Explaining that because of the tissue’s positioning it “has nowhere to go.” He added, “So if it sticks around in there and it’s reacting to your hormones you know what it’s going to do when it does not have any place to go, it is going to wreak havoc. Your body is going to say it has a problem. It is going to react, it is going to invade. It’s going to become inflamed and painful. This thing is incurable. This thing is devastating,” said University of the West Indies Lecturer, Dr Best.

That explanation came during a recent instalment of the Barbados Drug Service lecture series on health at the Lloyd Erskine Sandiford Centre.

“I was diagnosed when I was about 16, but I had pain from early as well,” said Julie Howard, chairperson of that lecture forum. “This can sometimes send you crazy or feel like it’s sending you crazy.” Howard’s problem graduated from adolescent life to the world of work.

“I was about 17 in my first job … my pain is usually around three in the morning. It would wake me up.” She said that owing to the little knowledge about her true condition at that time family members thought it was a passing discomfort.

So, faced with the call of her first job, Howard related, “my mother said ‘you going to work’ because at this point we didn’t know what was wrong, the vomiting, the diarrhoea, the pain and everything else that goes with endometriosis.”

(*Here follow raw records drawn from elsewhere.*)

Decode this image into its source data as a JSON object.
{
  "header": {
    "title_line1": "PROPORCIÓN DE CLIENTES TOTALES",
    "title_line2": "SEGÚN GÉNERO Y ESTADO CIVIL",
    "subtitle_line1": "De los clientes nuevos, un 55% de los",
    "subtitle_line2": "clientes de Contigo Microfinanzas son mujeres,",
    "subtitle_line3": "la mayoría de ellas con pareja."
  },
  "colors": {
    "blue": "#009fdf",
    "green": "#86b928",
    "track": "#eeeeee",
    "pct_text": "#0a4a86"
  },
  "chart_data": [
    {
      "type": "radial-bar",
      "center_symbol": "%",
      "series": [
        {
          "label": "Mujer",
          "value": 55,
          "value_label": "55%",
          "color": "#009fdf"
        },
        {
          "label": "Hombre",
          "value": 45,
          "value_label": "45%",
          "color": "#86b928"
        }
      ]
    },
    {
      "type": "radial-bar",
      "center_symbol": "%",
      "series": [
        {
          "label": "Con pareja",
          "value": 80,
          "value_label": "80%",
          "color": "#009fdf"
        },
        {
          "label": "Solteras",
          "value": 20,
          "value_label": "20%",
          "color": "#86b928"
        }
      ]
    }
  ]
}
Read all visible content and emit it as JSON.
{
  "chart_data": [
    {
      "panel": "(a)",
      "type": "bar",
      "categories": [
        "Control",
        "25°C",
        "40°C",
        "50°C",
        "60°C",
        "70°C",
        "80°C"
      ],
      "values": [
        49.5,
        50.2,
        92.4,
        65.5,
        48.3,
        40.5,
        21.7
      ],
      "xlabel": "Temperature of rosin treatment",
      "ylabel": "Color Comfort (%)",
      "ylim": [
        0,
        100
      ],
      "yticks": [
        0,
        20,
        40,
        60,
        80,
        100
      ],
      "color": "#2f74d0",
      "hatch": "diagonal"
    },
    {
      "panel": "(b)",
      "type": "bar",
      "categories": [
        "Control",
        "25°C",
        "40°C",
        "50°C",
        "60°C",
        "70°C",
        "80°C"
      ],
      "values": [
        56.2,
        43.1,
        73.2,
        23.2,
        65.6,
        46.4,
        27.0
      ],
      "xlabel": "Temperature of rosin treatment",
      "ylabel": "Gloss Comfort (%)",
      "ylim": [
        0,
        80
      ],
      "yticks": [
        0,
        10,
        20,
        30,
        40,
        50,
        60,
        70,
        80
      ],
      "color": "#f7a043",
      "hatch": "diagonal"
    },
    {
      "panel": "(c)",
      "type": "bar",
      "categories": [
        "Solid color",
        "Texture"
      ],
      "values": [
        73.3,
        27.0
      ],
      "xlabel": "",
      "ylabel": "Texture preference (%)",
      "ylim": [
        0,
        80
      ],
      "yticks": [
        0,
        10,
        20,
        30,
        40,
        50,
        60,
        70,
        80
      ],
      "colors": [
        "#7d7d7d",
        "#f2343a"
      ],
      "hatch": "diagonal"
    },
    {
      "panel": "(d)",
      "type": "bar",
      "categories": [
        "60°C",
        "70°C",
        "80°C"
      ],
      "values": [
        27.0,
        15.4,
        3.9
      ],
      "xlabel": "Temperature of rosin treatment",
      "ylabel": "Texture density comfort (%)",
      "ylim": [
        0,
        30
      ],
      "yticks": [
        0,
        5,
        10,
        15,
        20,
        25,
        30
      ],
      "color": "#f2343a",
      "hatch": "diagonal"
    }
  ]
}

“I think the pain stopped around 6 a.m. My mother got me ready and packed me off to work. By the time I got to work I sat at my desk, I threw-up all over my desk and the boss packed me back home.”

“I started to have pain about the same time that I started my menstrual cycle,” said Dawn Williams, a member of a panel that led off a discussion following Dr Best’s lecture.

“It got worse as time went on. And it’s only when I was at university in the middle of a presentation for a law class, I felt dizzy and in a lot of pain,” she said, explaining that the discomfort led to her collapsing and having to be rushed to the university doctor. Williams’ condition was further complicated by the presence of ovarian cysts and fibroids.

“The cyst started probably about 2002,” and diagnosis of endometriosis came four years later. “In 2006, I was 23. I started having pain from age 12.” She has had four surgeries that took away the other two complaints but in testimony to the abiding nature of the main ailment, she said, “I still have endometriosis, and I still have pain.”

Dr Best said he audited 1,492 gynaecology notes taken from clinics in Barbados in 2014 and found that, “3.9 per cent of those patients being seen in gynaecology had endometriosis as a diagnosis.”

His findings, out of a female population of some 144,803 women as of the last census, are for those who attend clinic and are diagnosed.

But given the reluctance of woman to discuss this condition, even with the doctor, the likelihood is that there are thousands of persons like self-described ‘Endo-Warriors’ Julie Howard and Dawn Williams in the workplace quietly suffering and enduring.